"Vulnerability is not winning or losing; it's having the courage to show up and be seen when we have no control over the outcome." — Brené Brown
Here's something I need you to hear: it's okay to not be okay. It's okay to feel overwhelmed, scared, angry, sad, or any combination of emotions that life throws at you. In fact, allowing yourself to feel these things might be the most courageous act you can perform.
We live in a world that constantly tells us to be strong, to keep it together, to push through. But what if true strength looks different than what we've been taught? What if the bravest thing you can do is to acknowledge that you're struggling and ask for help?
The Myth of Constant Strength
We've been sold a lie about what strength looks like. We think it means never crying, never asking for help, never admitting when things are hard. But that's not strength—that's armor. And armor, while protective, also keeps out the very things that can heal us: connection, support, and love.
Real strength is more nuanced. It's the ability to hold space for your own complexity. It's knowing when to push forward and when to rest. It's being honest about your limitations while still believing in your capacity to grow.
"I used to think being strong meant never crying in front of anyone. Now I know it means being brave enough to let people see my tears and trust them to hold me anyway."
— James, navigating life's challenges
Permission to Feel Everything
When you're going through difficult times, you might feel a whole spectrum of emotions—sometimes all at once. You might be grateful for the support you have while simultaneously feeling angry about the situation. You might feel hopeful one moment and completely overwhelmed the next.

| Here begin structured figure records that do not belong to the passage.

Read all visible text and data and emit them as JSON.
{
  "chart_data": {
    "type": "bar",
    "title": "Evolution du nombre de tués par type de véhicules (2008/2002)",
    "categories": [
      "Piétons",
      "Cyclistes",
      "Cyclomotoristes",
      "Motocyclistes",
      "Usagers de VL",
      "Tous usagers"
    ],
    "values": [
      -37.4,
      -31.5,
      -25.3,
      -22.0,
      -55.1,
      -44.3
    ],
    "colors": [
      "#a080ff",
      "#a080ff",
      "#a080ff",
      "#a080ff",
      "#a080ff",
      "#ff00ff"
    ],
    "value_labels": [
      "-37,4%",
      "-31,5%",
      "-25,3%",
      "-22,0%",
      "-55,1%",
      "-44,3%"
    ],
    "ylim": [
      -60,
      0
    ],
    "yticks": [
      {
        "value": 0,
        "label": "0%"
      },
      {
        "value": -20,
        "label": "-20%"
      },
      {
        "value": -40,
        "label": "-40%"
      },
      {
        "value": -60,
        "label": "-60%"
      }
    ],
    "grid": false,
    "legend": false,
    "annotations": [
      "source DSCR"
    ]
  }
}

This is normal. This is human. You don't have to choose one emotion and stick with it. You can feel everything, and all of those feelings are valid. The goal isn't to feel only positive emotions; it's to feel all of them without judgment.
The Courage to Be Seen
Vulnerability is scary because it means letting other people see the parts of you that aren't polished or perfect. It means admitting that you don't have all the answers, that you're scared, that you need help.
But here's what happens when you allow yourself to be vulnerable: you give other people permission to be vulnerable too. You create space for authentic connection. You discover that you're not alone in your struggles, and that there are people who want to support you.
What Vulnerability Looks Like
- • Asking for help when you need it
- • Sharing your fears with trusted people
- • Admitting when you're overwhelmed
- • Crying when you feel like crying
- • Saying "I don't know" when you don't
What Vulnerability Is Not
- • Oversharing with everyone
- • Using emotions to manipulate
- • Dumping on others without consent
- • Ignoring boundaries
- • Refusing to take responsibility
Finding Your Support System
Being vulnerable doesn't mean you have to be vulnerable with everyone. It means being selective about who you trust with your heart. Look for people who have earned the right to hear your story—people who respond with empathy, who don't try to fix you, who can hold space for your emotions without making it about them.
These might be friends, family members, therapists, support groups, or even online communities. The key is that they make you feel safe, seen, and supported. They remind you that your feelings are valid and that you don't have to navigate difficult times alone.
The Strength in Asking for Help
Asking for help is not a sign of weakness—it's a sign of wisdom. It means you understand that you don't have to carry everything alone. It means you recognize that human beings are meant to support each other.
When you ask for help, you give other people the opportunity to show up for you. You allow them to be part of your journey. You create connections that can sustain you through the hardest times.
Embracing Your Complexity
You are not a simple person with simple emotions. You are complex, multifaceted, and capable of holding seemingly contradictory feelings at the same time. You can be grateful and angry, hopeful and scared, strong and vulnerable.
This complexity is not a flaw—it's what makes you human. It's what makes your story worth telling and your journey worth walking. Don't try to simplify yourself to make others comfortable. Embrace the full spectrum of who you are.
The Power of Self-Compassion
Perhaps the most important aspect of embracing vulnerability is learning to be kind to yourself. When you're struggling, you might be tempted to judge yourself harshly, to tell yourself you should be handling things better, to compare your journey to others'.
But what if you treated yourself with the same compassion you would offer a friend? What if you reminded yourself that it's okay to not be okay, that you're doing the best you can, that you deserve love and support even when you're struggling?
A Message of Permission
To everyone reading this: you have permission to feel everything. You have permission to not be okay. You have permission to ask for help. You have permission to be vulnerable.
Your feelings are valid. Your struggles are real. And you are not alone.